Книга Моя купель - Иван Григорьевич Падерин
Шрифт:
Интервал:
Закладка:
— Сюда идут, наводи, — подал Петя свой голос, который почему-то в этот момент сорвался и пропищал совсем по-мальчишечьи.
— Погоди, наша пушка резервная, спешить нельзя, — сказал сержант, приседая еще ниже.
«Сколько же можно годить?» — встревожился Петя, наблюдая за танками. Приближались они с возрастающей скоростью. На какое-то мгновение Пете показалось, что не танки идут к опушке леса, а сама опушка двинулась к ним навстречу. Гусеницы тянут ее под себя. И чуть было снова не закричал: «Стреляйте!»
Но сержант, посмотрев в ту сторону, куда убежал командир, разъяснил:
— Сейчас он сам по переднему гвозданет, а остальные, как давеча, повернут обратно. Только давеча было три, а теперь пока восемь. После разведки, как всегда...
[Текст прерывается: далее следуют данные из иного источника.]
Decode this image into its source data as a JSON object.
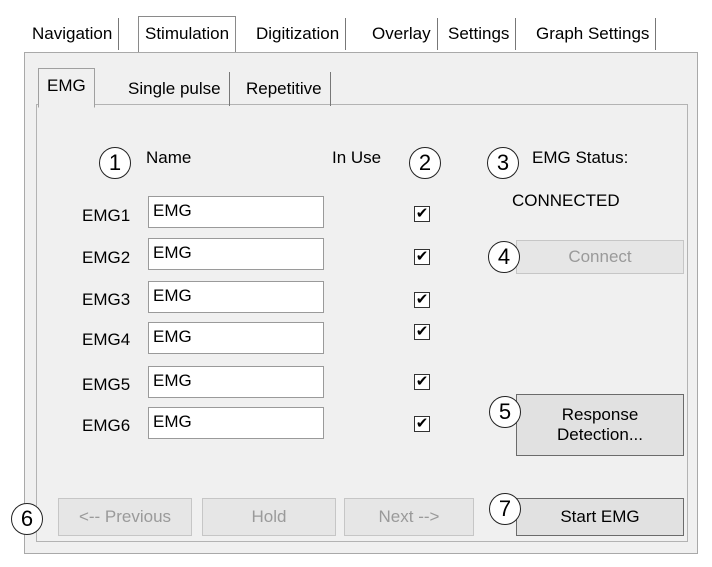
{
  "tabs": [
    {
      "label": "Navigation"
    },
    {
      "label": "Stimulation"
    },
    {
      "label": "Digitization"
    },
    {
      "label": "Overlay"
    },
    {
      "label": "Settings"
    },
    {
      "label": "Graph Settings"
    }
  ],
  "subtabs": [
    {
      "label": "EMG"
    },
    {
      "label": "Single pulse"
    },
    {
      "label": "Repetitive"
    }
  ],
  "headers": {
    "name": "Name",
    "in_use": "In Use",
    "status_label": "EMG Status:"
  },
  "status": {
    "value": "CONNECTED"
  },
  "emg_rows": [
    {
      "label": "EMG1",
      "value": "EMG",
      "in_use": true
    },
    {
      "label": "EMG2",
      "value": "EMG",
      "in_use": true
    },
    {
      "label": "EMG3",
      "value": "EMG",
      "in_use": true
    },
    {
      "label": "EMG4",
      "value": "EMG",
      "in_use": true
    },
    {
      "label": "EMG5",
      "value": "EMG",
      "in_use": true
    },
    {
      "label": "EMG6",
      "value": "EMG",
      "in_use": true
    }
  ],
  "buttons": {
    "connect": "Connect",
    "response_line1": "Response",
    "response_line2": "Detection...",
    "previous": "<-- Previous",
    "hold": "Hold",
    "next": "Next -->",
    "start": "Start EMG"
  },
  "badges": [
    "1",
    "2",
    "3",
    "4",
    "5",
    "6",
    "7"
  ],
  "check_glyph": "✔"
}
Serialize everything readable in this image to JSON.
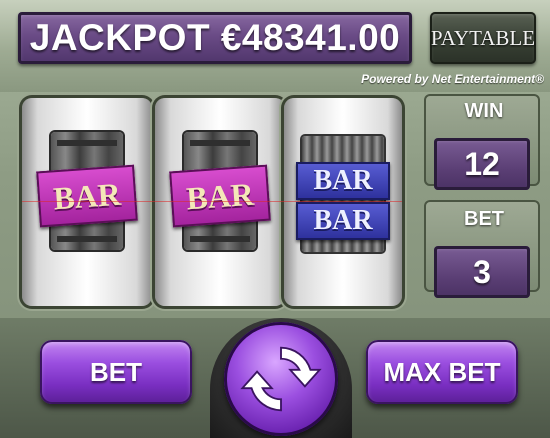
{
  "header": {
    "jackpot_text": "JACKPOT €48341.00",
    "paytable_label": "PAYTABLE",
    "powered_by": "Powered by Net Entertainment®"
  },
  "reels": [
    {
      "symbol": "single-bar",
      "label": "BAR"
    },
    {
      "symbol": "single-bar",
      "label": "BAR"
    },
    {
      "symbol": "double-bar",
      "labels": [
        "BAR",
        "BAR"
      ]
    }
  ],
  "side": {
    "win_label": "WIN",
    "win_value": "12",
    "bet_label": "BET",
    "bet_value": "3"
  },
  "controls": {
    "bet_label": "BET",
    "max_bet_label": "MAX BET",
    "spin_icon": "spin-arrows-icon"
  },
  "colors": {
    "accent_purple": "#9b4fe0",
    "bar_magenta": "#d94ed0",
    "bar_blue": "#2c2f9a",
    "panel_green": "#8e9c84"
  }
}
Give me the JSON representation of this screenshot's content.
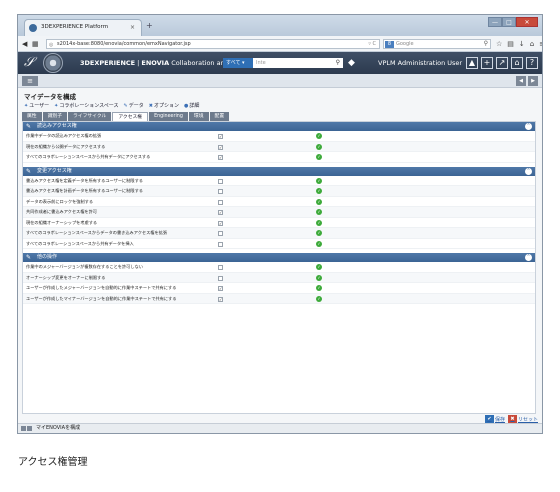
{
  "browser": {
    "tab_title": "3DEXPERIENCE Platform",
    "tab_close": "×",
    "new_tab": "+",
    "url": "s2014x-base:8080/enovia/common/emxNavigator.jsp",
    "search_engine": "Google",
    "window_buttons": [
      "—",
      "□",
      "✕"
    ]
  },
  "app_header": {
    "brand": "3DEXPERIENCE",
    "app": "ENOVIA",
    "module": "Collaboration an...",
    "scope": "すべて ▾",
    "search_placeholder": "Inte",
    "user": "VPLM Administration User"
  },
  "page": {
    "title": "マイデータを構成",
    "subnav": [
      {
        "icon": "users-icon",
        "label": "ユーザー"
      },
      {
        "icon": "collab-space-icon",
        "label": "コラボレーションスペース"
      },
      {
        "icon": "data-icon",
        "label": "データ"
      },
      {
        "icon": "options-icon",
        "label": "オプション"
      },
      {
        "icon": "details-icon",
        "label": "詳細"
      }
    ],
    "tabs": [
      "属性",
      "識別子",
      "ライフサイクル",
      "アクセス権",
      "Engineering",
      "環境",
      "配置"
    ],
    "active_tab": "アクセス権"
  },
  "sections": [
    {
      "title": "読込みアクセス権",
      "rows": [
        {
          "label": "作業中データの読込みアクセス権の拡張",
          "checked": true
        },
        {
          "label": "現在の組織から公開データにアクセスする",
          "checked": true
        },
        {
          "label": "すべてのコラボレーションスペースから共有データにアクセスする",
          "checked": true
        }
      ]
    },
    {
      "title": "変更アクセス権",
      "rows": [
        {
          "label": "書込みアクセス権を定義データを所有するユーザーに制限する",
          "checked": false
        },
        {
          "label": "書込みアクセス権を計画データを所有するユーザーに制限する",
          "checked": false
        },
        {
          "label": "データの表示前にロックを強制する",
          "checked": false
        },
        {
          "label": "共同作成者に書込みアクセス権を許可",
          "checked": true
        },
        {
          "label": "現在の組織オーナーシップを考慮する",
          "checked": true
        },
        {
          "label": "すべてのコラボレーションスペースからデータの書き込みアクセス権を拡張",
          "checked": false
        },
        {
          "label": "すべてのコラボレーションスペースから共有データを挿入",
          "checked": false
        }
      ]
    },
    {
      "title": "他の操作",
      "rows": [
        {
          "label": "作業中のメジャーバージョンが複数存在することを許可しない",
          "checked": false
        },
        {
          "label": "オーナーシップ変更をオーナーに制限する",
          "checked": false
        },
        {
          "label": "ユーザーが作成したメジャーバージョンを自動的に作業中ステートで共有にする",
          "checked": true
        },
        {
          "label": "ユーザーが作成したマイナーバージョンを自動的に作業中ステートで共有にする",
          "checked": true
        }
      ]
    }
  ],
  "actions": {
    "save": "保存",
    "reset": "リセット"
  },
  "status": {
    "label": "マイENOVIAを構成"
  },
  "caption": "アクセス権管理"
}
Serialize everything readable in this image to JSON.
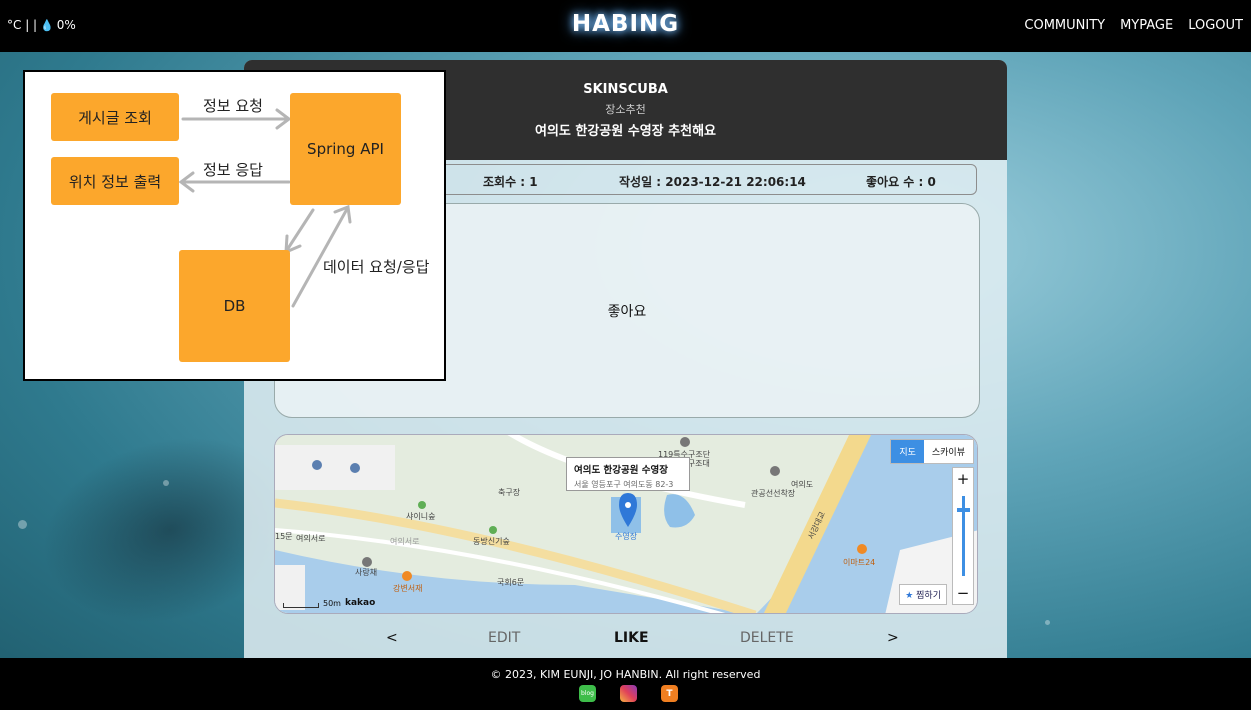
{
  "header": {
    "weather_text": "°C | |",
    "humidity": "0%",
    "brand": "HABING",
    "nav": [
      "COMMUNITY",
      "MYPAGE",
      "LOGOUT"
    ]
  },
  "post": {
    "category": "SKINSCUBA",
    "subcategory": "장소추천",
    "title": "여의도 한강공원 수영장 추천해요",
    "views": "조회수 : 1",
    "date": "작성일 : 2023-12-21 22:06:14",
    "likes": "좋아요 수 : 0",
    "content": "좋아요"
  },
  "map": {
    "place_name": "여의도 한강공원 수영장",
    "place_address": "서울 영등포구 여의도동 82-3",
    "toggle": [
      "지도",
      "스카이뷰"
    ],
    "zoom_in": "+",
    "zoom_out": "−",
    "fav_label": "찜하기",
    "scale": "50m",
    "provider": "kakao",
    "labels": [
      "119특수구조단",
      "수난구조대",
      "여의도",
      "관공선선착장",
      "축구장",
      "샤이니숲",
      "동방신기숲",
      "여의서로",
      "사랑채",
      "강변서재",
      "국회6문",
      "수영장",
      "서강대교",
      "이마트24",
      "15문",
      "여의서로"
    ]
  },
  "actions": {
    "prev": "<",
    "edit": "EDIT",
    "like": "LIKE",
    "delete": "DELETE",
    "next": ">"
  },
  "footer": {
    "copyright": "© 2023, KIM EUNJI, JO HANBIN. All right reserved",
    "icons": [
      "blog",
      "instagram",
      "tistory"
    ],
    "blog_text": "blog",
    "tistory_text": "T"
  },
  "flow": {
    "nodes": {
      "post_view": "게시글 조회",
      "location_output": "위치 정보 출력",
      "spring_api": "Spring API",
      "db": "DB"
    },
    "edges": {
      "request": "정보 요청",
      "response": "정보 응답",
      "db_io": "데이터 요청/응답"
    }
  },
  "colors": {
    "node": "#fca72c",
    "accent": "#3d8fe3",
    "header_bg": "#000000"
  }
}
Что «как всегда» и чего надо было ждать сейчас, Петя не расслышал: танки увеличили скорость, и вся земля загудела так, что кричи не кричи — ничего не разберешь.
Наконец раздался выстрел из того орудия, что было спрятано на стрелке опушки. Петя даже подскочил, чтобы посмотреть, как задымится головной танк. Но задымился последний, а не головной.
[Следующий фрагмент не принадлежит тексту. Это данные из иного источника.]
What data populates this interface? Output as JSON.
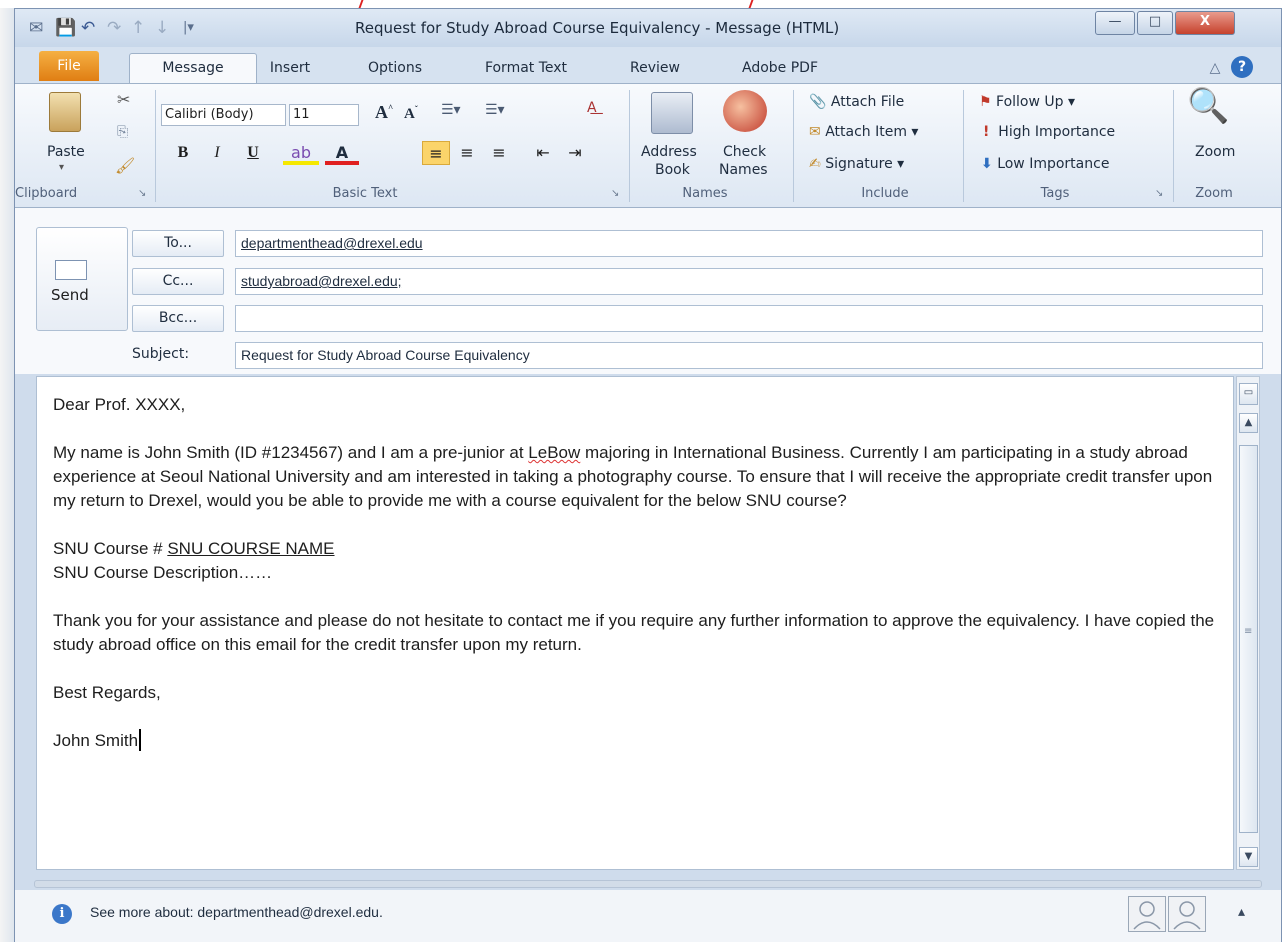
{
  "window": {
    "title": "Request for Study Abroad Course Equivalency  -  Message (HTML)",
    "controls": {
      "minimize": "—",
      "maximize": "□",
      "close": "X"
    }
  },
  "tabs": [
    "File",
    "Message",
    "Insert",
    "Options",
    "Format Text",
    "Review",
    "Adobe PDF"
  ],
  "ribbon": {
    "clipboard": {
      "paste": "Paste",
      "label": "Clipboard"
    },
    "basic_text": {
      "font_name": "Calibri (Body)",
      "font_size": "11",
      "bold": "B",
      "italic": "I",
      "underline": "U",
      "label": "Basic Text"
    },
    "names": {
      "address_book_1": "Address",
      "address_book_2": "Book",
      "check_names_1": "Check",
      "check_names_2": "Names",
      "label": "Names"
    },
    "include": {
      "attach_file": "Attach File",
      "attach_item": "Attach Item ▾",
      "signature": "Signature ▾",
      "label": "Include"
    },
    "tags": {
      "follow_up": "Follow Up ▾",
      "high_importance": "High Importance",
      "low_importance": "Low Importance",
      "label": "Tags"
    },
    "zoom": {
      "button": "Zoom",
      "label": "Zoom"
    }
  },
  "header": {
    "send": "Send",
    "to_label": "To...",
    "cc_label": "Cc...",
    "bcc_label": "Bcc...",
    "subject_label": "Subject:",
    "to_value": "departmenthead@drexel.edu",
    "cc_value": "studyabroad@drexel.edu;",
    "bcc_value": "",
    "subject_value": "Request for Study Abroad Course Equivalency"
  },
  "body": {
    "greeting": "Dear Prof. XXXX,",
    "para1_a": "My name is John Smith (ID #1234567)  and I am a pre-junior at ",
    "para1_lebow": "LeBow",
    "para1_b": " majoring in International Business.  Currently I am participating in a study abroad experience at Seoul National University and am interested in taking a photography course.  To ensure that I will receive the appropriate credit transfer upon my return to Drexel, would you be able to provide me with a course equivalent for the below SNU course?",
    "course_prefix": "SNU Course #  ",
    "course_name": "SNU COURSE NAME",
    "course_desc": "SNU Course Description……",
    "para3": "Thank you for your assistance and please do not hesitate to contact me if you require any further information to approve the equivalency.  I have copied the study abroad office on this email for the credit transfer upon my return.",
    "closing": "Best Regards,",
    "signature": "John Smith"
  },
  "people_pane": {
    "see_more": "See more about: departmenthead@drexel.edu."
  }
}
— Ага, понятно! — как-то обрадованно крикнул сержант, прижимая Петю к лафету.
Чему обрадовался сержант и что он понял после этого выстрела, Петя, конечно, не мог догадаться. Между тем замысел командира дивизиона был смел и удивительно прост. Если бы он подбил головной танк, то следующие за ним могли развернуться и двинуться на орудие или уйти обратно, и тогда жди повторной атаки с какой-то другой стороны.
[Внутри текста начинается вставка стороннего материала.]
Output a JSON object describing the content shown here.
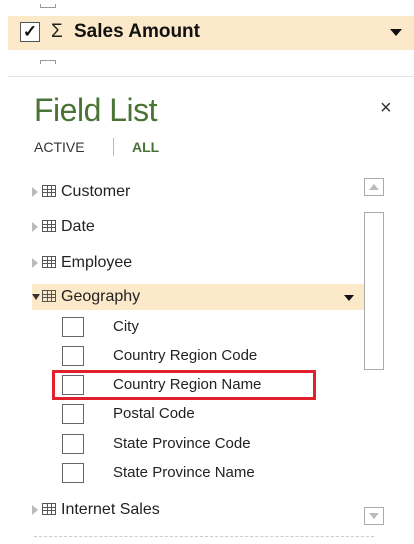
{
  "field_well": {
    "checked": true,
    "check_glyph": "✓",
    "sigma_glyph": "Σ",
    "label": "Sales Amount"
  },
  "field_list": {
    "title": "Field List",
    "close_glyph": "×",
    "tabs": {
      "active": "ACTIVE",
      "all": "ALL"
    },
    "tables": [
      {
        "label": "Customer",
        "expanded": false
      },
      {
        "label": "Date",
        "expanded": false
      },
      {
        "label": "Employee",
        "expanded": false
      },
      {
        "label": "Geography",
        "expanded": true
      },
      {
        "label": "Internet Sales",
        "expanded": false
      }
    ],
    "geography_fields": [
      {
        "label": "City",
        "checked": false
      },
      {
        "label": "Country Region Code",
        "checked": false
      },
      {
        "label": "Country Region Name",
        "checked": false,
        "highlighted": true
      },
      {
        "label": "Postal Code",
        "checked": false
      },
      {
        "label": "State Province Code",
        "checked": false
      },
      {
        "label": "State Province Name",
        "checked": false
      }
    ]
  },
  "colors": {
    "selection_bg": "#fbe9c9",
    "title_green": "#4a7436",
    "highlight_red": "#e0202b"
  }
}
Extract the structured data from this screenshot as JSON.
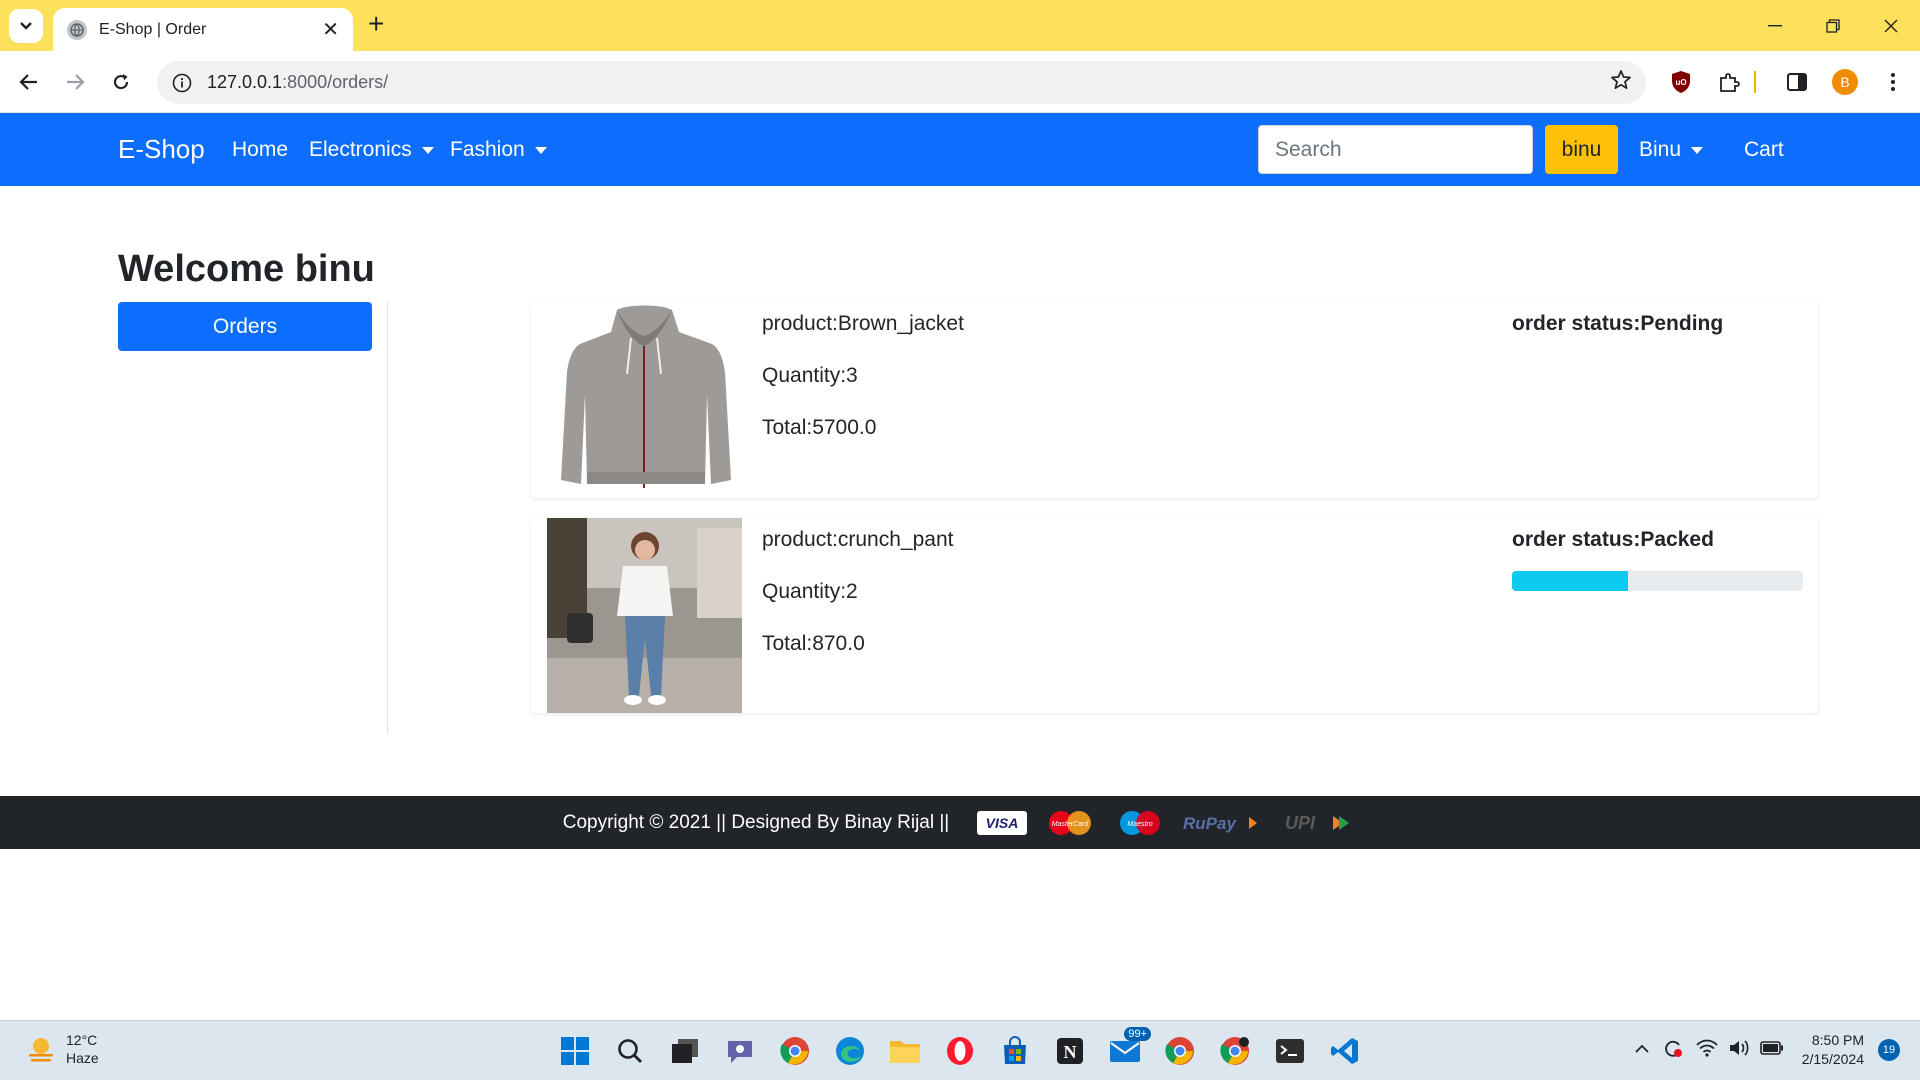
{
  "browser": {
    "tab_title": "E-Shop | Order",
    "new_tab": "+",
    "url_host": "127.0.0.1",
    "url_rest": ":8000/orders/",
    "profile_initial": "B"
  },
  "navbar": {
    "brand": "E-Shop",
    "links": [
      "Home",
      "Electronics",
      "Fashion"
    ],
    "search_placeholder": "Search",
    "search_button": "binu",
    "user_menu": "Binu",
    "cart": "Cart",
    "color": "#0d6efd"
  },
  "main": {
    "welcome": "Welcome binu",
    "orders_button": "Orders"
  },
  "orders": [
    {
      "product": "product:Brown_jacket",
      "quantity": "Quantity:3",
      "total": "Total:5700.0",
      "status": "order status:Pending"
    },
    {
      "product": "product:crunch_pant",
      "quantity": "Quantity:2",
      "total": "Total:870.0",
      "status": "order status:Packed",
      "progress": 0.4
    }
  ],
  "footer": {
    "text": "Copyright © 2021 || Designed By Binay Rijal ||",
    "payments": [
      "VISA",
      "MasterCard",
      "Maestro",
      "RuPay",
      "UPI"
    ]
  },
  "taskbar": {
    "temperature": "12°C",
    "weather": "Haze",
    "mail_badge": "99+",
    "time": "8:50 PM",
    "date": "2/15/2024",
    "notifications": "19"
  }
}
Прогремел еще один выстрел, затем — залп двух дальних орудий. Наводчики, поняв с первого выстрела замысел командира, били по хвосту танкового косяка. Наконец из башни и из-под борта головного танка брызнули искры. Тот, словно споткнувшись, повернулся боком, накренился. Остальные, следующие за ним уступами справа и слева, начали круто разворачиваться, подставляя бока. Этого момента и ждал весь дивизион. Задергался, запрыгал край неба, видимый Пете через овальный вырез щита. Заснеженный косогор вздыбился копнами снега и земли. Залп за залпом, выстрел за выстрелом сотрясали воздух, его упругие волны откидывали Петю от одной станины к другой. Он не находил, за что уцепиться, чтобы не потерять из поля зрения того, что происходит перед опушкой.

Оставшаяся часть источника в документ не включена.